In 1969, representatives from eight states congregated to create a uniform book of rules to give the sport the much-needed structure and created the National Tractor Pullers Association (NTPA). The NTPA’s early years were events that used standard farm vehicles, with the motto “Pull on Sunday, plow on Monday”. Pulling remained basically the same through the ’70s, with only stock and modified tractors. Stock tractors were commercially available tractors produced by manufacturers, and modified tractors were the basic tractor chassis with another non-tractor engine mounted on it.

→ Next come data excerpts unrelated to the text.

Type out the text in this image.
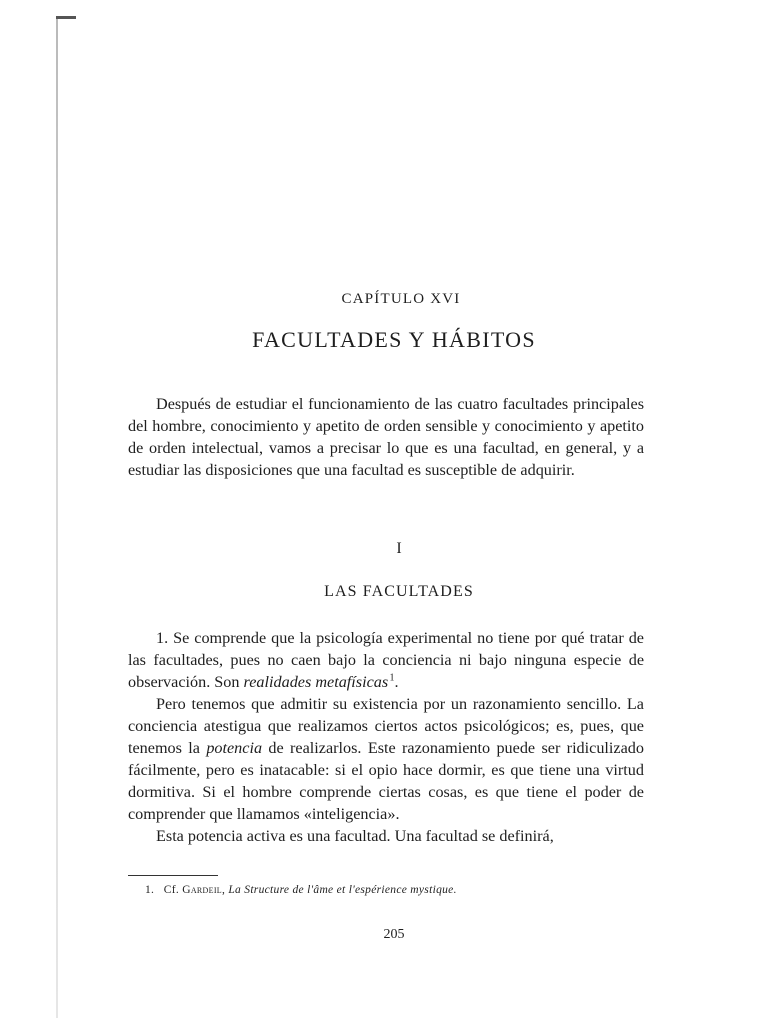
CAPÍTULO XVI
FACULTADES Y HÁBITOS

Después de estudiar el funcionamiento de las cuatro facultades principales del hombre, conocimiento y apetito de orden sensible y conocimiento y apetito de orden intelectual, vamos a precisar lo que es una facultad, en general, y a estudiar las disposiciones que una facultad es susceptible de adquirir.

I
LAS FACULTADES

1. Se comprende que la psicología experimental no tiene por qué tratar de las facultades, pues no caen bajo la conciencia ni bajo ninguna especie de observación. Son realidades metafísicas $^1$.

Pero tenemos que admitir su existencia por un razonamiento sencillo. La conciencia atestigua que realizamos ciertos actos psicológicos; es, pues, que tenemos la potencia de realizarlos. Este razonamiento puede ser ridiculizado fácilmente, pero es inatacable: si el opio hace dormir, es que tiene una virtud dormitiva. Si el hombre comprende ciertas cosas, es que tiene el poder de comprender que llamamos «inteligencia».

Esta potencia activa es una facultad. Una facultad se definirá,

1. Cf. Gardeil, La Structure de l'âme et l'espérience mystique.
205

Tractors remained single-engine until two Ohio brothers, Carl and Paul Bosse, introduced the cross box which could allow multiple engines to be attached to a single driveshaft. Other innovators during this period included Bruce Hutcherson, with his triple Rodeck engine powered “Makin Bacon Special”, Dave and Ralph Banter and their Chevrolet powered tractors, and the “Mission Impossible” tractors of Tim Engler, which at one point had up to seven blown alcohol engines on board.
Subsequently, modified tractors with four engines were common, while stock tractors tried to catch up by adding multiple large turbochargers, along with intercoolers, but both retained the appearance of a tractor. Soon tractors became single-use machines that were not used on the farm, making the “Pull on Sunday, plow on Monday” motto obsolete.
Throughout the ’70s and ’80s, the modified division continued to thrill crowds by adding more engines, and soon the tractors lost their tractor appearance and turned into high ‘spec’ dragsters. The limit was reached in 1988 when a tractor with seven engines was built. As well as piston engines, turbine engines (frequently mistakenly called “jet engines”) appeared in 1974, with Gardner Stone’s “General” Tractor a four-turboshaft unit hitting the hook in 1989.
The growing popularity of the sport caused the creation of a new four-wheel-drive division in 1976, which captured a large fan base. The engine sizes in these vehicles continued to increase, from 7,400 cubic centimeters (450 cu in) up to 11,000 cubic centimeters (700 cu in) and probably would have continued, but the NTPA limited it to 10,700 cubic centimeters (650 cu in) naturally aspirated and no blown engine in 1989. Today the 4-wheel drive division is one of the most popular with the success of trucks like the Holman Brothers “4-Play” Chevy and Bob Boden’s “Studley Studebaker”.